Technological progress has enabled one solution which would allow us to return to the future of the past. Private office space where every worker is able to focus on their own work, rather than entertaining colleagues. Rather than being available the full 8 hours that we are in the office each day, every worker would control how often, and in which way, they would respond to external requests. Rather than being in an office and getting work done for 2 of the 8 hours a day, you have more freedom to plan your day the way which make you most productive.
Gone are the arbitrary constraints of expected desk hours
Replaced by metrics for measurable productivity
Working in an office is a remnant of the industrial revolution that understands none of the technological trends that have driven the rise of our current reality. It is no longer necessary in any way, massively wasteful from almost every standpoint, while there are far better options that lead to a higher quality of life for everyone involved.

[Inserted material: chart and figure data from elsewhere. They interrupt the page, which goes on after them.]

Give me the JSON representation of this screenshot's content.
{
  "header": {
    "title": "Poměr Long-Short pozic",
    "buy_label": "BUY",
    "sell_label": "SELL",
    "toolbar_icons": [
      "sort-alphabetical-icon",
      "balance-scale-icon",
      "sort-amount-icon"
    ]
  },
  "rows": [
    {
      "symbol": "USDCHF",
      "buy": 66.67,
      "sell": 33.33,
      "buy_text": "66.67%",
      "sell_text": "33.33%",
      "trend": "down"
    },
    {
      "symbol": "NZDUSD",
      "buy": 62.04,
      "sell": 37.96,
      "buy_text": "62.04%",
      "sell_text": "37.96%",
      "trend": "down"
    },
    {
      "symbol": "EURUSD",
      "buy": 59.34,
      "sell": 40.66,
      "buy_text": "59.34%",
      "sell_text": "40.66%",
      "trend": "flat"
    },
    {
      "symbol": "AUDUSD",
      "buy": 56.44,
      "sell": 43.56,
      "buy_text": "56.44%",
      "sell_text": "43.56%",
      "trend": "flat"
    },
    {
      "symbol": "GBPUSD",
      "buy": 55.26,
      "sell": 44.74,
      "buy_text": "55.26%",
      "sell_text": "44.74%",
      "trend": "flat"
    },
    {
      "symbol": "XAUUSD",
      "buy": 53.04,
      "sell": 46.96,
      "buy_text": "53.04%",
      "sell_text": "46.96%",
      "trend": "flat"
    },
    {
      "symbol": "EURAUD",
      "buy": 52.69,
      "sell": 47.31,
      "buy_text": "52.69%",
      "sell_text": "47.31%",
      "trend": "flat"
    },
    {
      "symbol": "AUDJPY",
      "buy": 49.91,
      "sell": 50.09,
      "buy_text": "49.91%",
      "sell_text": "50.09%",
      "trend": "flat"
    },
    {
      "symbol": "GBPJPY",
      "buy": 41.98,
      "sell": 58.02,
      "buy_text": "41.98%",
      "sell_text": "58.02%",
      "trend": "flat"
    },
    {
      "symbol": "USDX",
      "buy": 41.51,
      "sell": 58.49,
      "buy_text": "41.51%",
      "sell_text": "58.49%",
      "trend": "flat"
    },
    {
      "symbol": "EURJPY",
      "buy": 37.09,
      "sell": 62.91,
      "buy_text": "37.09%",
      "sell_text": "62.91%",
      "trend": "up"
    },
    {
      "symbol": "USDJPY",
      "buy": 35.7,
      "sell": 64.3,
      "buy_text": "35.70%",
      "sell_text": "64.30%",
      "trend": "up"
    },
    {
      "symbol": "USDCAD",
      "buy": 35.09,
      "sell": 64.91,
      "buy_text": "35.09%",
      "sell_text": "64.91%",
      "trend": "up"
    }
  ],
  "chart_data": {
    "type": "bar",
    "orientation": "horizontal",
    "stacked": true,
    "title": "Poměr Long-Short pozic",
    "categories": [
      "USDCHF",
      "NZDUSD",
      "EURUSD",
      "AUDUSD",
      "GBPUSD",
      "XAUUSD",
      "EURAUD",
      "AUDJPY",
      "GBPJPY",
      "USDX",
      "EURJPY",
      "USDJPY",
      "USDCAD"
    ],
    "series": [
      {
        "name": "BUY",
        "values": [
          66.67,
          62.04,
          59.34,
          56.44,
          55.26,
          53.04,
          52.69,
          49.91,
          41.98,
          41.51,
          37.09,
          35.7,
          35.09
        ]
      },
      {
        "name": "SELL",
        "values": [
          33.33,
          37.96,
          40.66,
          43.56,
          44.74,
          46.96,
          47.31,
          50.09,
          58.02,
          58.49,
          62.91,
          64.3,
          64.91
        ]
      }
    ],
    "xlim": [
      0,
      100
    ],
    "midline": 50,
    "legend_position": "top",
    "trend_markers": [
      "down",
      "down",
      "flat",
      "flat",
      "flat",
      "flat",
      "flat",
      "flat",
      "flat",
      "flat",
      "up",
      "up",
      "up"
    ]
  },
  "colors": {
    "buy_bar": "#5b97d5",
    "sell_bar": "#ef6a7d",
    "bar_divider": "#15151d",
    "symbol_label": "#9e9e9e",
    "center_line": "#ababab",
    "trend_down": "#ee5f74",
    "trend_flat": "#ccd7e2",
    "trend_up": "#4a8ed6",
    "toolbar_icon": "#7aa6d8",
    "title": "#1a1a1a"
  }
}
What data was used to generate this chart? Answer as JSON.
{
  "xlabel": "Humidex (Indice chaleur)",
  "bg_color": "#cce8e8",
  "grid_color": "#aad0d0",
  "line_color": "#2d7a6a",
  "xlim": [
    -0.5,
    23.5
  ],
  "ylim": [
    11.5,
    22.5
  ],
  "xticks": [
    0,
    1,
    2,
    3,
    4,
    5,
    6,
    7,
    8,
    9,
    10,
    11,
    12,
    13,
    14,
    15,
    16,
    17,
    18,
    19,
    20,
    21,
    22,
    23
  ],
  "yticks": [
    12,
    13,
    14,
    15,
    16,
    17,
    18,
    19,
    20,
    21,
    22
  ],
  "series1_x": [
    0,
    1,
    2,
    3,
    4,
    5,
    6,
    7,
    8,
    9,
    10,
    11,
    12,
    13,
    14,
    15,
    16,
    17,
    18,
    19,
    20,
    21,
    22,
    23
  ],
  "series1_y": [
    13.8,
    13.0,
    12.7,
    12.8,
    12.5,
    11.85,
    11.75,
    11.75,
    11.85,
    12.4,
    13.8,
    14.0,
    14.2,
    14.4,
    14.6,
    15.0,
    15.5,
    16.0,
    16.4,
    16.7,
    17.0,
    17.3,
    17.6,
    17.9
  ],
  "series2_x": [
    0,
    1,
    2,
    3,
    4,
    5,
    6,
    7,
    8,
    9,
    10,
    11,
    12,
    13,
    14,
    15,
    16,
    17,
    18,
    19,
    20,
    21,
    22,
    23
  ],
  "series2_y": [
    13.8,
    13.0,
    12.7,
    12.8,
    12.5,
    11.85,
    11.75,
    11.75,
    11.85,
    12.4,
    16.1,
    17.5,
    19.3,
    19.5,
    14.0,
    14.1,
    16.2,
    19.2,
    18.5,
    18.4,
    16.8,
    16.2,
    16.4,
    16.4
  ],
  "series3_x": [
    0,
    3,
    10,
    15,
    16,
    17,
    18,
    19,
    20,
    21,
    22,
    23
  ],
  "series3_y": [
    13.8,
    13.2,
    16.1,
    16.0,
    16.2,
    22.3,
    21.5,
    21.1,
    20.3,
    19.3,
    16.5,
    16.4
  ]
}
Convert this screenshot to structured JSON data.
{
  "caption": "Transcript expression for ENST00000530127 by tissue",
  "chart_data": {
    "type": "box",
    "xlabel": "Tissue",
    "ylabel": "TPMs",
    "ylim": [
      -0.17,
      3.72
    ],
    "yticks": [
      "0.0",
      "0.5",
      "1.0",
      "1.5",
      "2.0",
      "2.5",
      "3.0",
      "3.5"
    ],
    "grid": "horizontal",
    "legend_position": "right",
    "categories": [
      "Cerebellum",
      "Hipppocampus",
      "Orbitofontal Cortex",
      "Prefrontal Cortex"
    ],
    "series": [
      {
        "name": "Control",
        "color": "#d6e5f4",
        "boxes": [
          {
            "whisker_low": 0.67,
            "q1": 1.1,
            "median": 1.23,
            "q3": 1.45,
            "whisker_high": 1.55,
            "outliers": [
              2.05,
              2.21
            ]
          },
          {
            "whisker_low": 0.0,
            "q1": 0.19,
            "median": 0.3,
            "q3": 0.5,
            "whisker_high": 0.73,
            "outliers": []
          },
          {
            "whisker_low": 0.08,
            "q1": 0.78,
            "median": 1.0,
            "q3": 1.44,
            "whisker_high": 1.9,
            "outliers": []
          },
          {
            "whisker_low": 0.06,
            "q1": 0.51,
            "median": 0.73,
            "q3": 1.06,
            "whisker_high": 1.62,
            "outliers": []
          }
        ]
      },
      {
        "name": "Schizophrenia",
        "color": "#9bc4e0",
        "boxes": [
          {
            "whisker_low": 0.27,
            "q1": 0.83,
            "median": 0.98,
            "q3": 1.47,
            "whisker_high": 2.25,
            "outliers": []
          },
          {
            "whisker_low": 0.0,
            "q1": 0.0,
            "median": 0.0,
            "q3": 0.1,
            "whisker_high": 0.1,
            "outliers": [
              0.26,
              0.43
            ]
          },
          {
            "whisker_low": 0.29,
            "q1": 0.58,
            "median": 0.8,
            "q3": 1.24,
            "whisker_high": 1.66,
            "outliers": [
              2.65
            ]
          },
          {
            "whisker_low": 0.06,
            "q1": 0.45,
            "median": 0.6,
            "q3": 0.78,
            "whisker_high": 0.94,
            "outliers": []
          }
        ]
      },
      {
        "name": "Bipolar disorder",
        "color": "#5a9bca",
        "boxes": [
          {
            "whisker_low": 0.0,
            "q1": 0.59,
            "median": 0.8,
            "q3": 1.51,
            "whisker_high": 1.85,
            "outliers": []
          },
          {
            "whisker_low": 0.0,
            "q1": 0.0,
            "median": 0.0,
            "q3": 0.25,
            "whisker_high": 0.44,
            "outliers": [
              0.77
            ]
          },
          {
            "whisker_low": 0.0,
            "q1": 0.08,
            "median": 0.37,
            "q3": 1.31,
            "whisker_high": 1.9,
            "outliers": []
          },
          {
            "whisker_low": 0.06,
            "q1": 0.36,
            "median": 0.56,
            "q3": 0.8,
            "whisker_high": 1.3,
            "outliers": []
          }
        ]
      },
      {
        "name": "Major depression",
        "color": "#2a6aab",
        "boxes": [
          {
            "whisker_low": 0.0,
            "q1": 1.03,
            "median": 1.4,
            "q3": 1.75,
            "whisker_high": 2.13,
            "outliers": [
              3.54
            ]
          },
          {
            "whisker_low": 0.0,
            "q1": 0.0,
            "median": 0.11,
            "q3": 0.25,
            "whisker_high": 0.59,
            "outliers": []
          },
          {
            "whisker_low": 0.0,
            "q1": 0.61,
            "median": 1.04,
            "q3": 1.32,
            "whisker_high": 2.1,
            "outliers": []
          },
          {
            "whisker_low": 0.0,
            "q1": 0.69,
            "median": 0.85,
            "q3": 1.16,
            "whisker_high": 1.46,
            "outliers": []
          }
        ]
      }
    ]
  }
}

Remote working will enable companies to distribute office space to workers homes. Every worker will have the freedom to control how they work and understand what they have to get done. Superfast internet has emerged to a point where this is possible, coupled with every other innovation that makes remote working not just an option but preferable.
World-class people are driving us towards this future of work
That means going back to the future
An office, at home, for everyone.
Workers that are as safe, comfortable and productive there at they could be in an office. A higher quality of life, lover cost of living, and deeper purpose and meaning from spending more time doing the things we love.